Bozysin fue testigo de la disociación entre la materia y la antimateria, de cada uno de los universos que su ama y señora creaba a su arbitrariedad, con despotismo, solo para matar el tiempo de su consabida y disfrutada inmortalidad. Observó absorto las luces de colores que se formaban al chocar las galaxias, fascinado del encapsulado de la antimateria, de los crujidos que se generan en el vacío más absoluto, de la música generada por el movimiento de las estrellas. Lloró con desconsuelo cada vez que un universo era destruido, cada vez que la diosa lo dejaba solo, cada vez que se sentía y sabía inferior, cada vez que no se sentía amado. Bozysin amaba a la diosa, pero la eternidad le fue volviendo duro y los desprecios malo. La diosa sabía que iba a ocurrir. Las creaciones antojadizas de los dioses siempre daban malos resultados. Había visto juicios a estos ángeles caídos, hijos ilegítimos de los dioses, creaciones imperfectas de su ego.

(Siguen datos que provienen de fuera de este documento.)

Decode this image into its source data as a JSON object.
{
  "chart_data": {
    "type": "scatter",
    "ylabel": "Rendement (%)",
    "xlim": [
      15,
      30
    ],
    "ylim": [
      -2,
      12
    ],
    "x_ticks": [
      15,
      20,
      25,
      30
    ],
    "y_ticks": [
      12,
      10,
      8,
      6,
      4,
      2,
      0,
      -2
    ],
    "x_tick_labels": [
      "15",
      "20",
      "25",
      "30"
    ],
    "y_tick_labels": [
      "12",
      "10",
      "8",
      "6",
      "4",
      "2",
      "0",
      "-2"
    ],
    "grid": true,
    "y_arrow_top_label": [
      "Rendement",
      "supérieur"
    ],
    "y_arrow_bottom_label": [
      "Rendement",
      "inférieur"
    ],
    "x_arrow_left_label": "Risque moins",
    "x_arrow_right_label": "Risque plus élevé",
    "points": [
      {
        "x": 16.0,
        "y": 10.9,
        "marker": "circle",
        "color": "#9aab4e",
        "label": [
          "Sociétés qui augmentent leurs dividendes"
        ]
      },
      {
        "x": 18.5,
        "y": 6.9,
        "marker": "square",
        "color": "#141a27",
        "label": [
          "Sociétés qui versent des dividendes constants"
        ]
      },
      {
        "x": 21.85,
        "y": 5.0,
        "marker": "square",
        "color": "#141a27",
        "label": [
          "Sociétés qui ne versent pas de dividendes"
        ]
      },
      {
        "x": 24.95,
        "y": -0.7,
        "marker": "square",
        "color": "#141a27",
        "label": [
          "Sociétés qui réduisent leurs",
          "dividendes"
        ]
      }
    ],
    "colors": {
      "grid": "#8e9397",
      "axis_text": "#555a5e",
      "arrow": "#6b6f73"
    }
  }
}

Por eso quiso destruirlo el día que lo creó, y por eso ahora entendía como aquellos seres terminaban por sobrevivir pese a los problemas que daban a sus autores.  Todos terminaban igual, un juicio sumarísimo y una sentencia a ser destruidos. Aquel hubiese sido el destino de Bozysin si la diosa no hubiera desaparecido.

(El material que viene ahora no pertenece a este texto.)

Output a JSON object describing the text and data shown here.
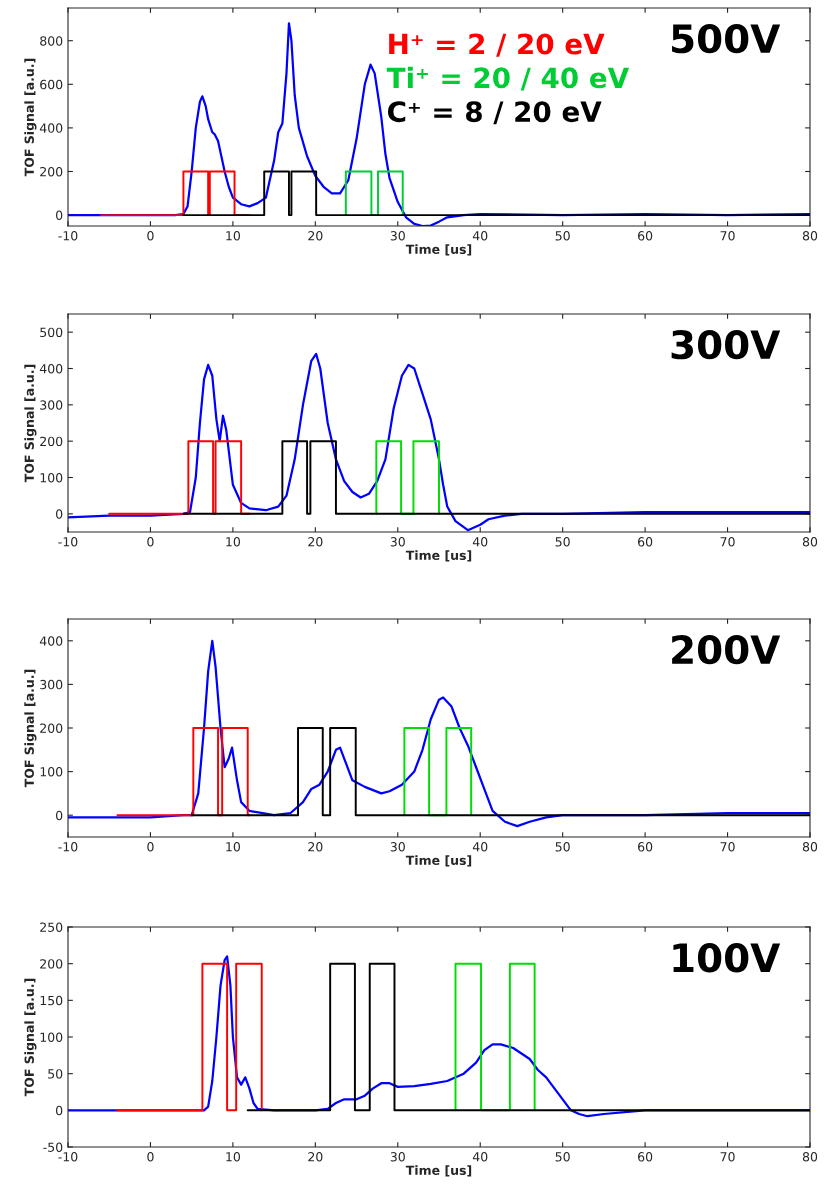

No era la primera vez que su caprichosa y errática creadora desparecía una temporada, pero aquella vez las circunstancias eran un poco distintas. Había un proyecto en marcha, la fecunda mente de su madre tenía un universo con el que divertirse. Esta vez parecía distinto, se había ilusionado de verdad con ese proyecto, se la veía perderse cada día en él y regresar cada noche dejándole solo, a su libre albedrío, teniendo la oportunidad de vagar por el mundo de los seres inmortales, de observar sus comportamientos y escuchar sus conversaciones. Por primera vez era libre. Aquel universo le estaba proporcionando una libertad de la que hasta entonces no había gozado, era su oportunidad de buscar un hueco en el copado estamento divino. Sabía que su juicio no tardaría en llegar y le apremiaba desaparecer y tener así una oportunidad de sobrevivir.  Aun así la esperó y la esperó durante océanos de tiempo y su corazón comenzó a fosilizarse. Su amada, madre, diosa, dueña no volvería jamás, lo había abandonado en el mundo de los eternos, imperecederos, arbitrarios e inclementes dioses. Juró que la encontraría y que nunca dejaría que su amor volviera a partir de su lado.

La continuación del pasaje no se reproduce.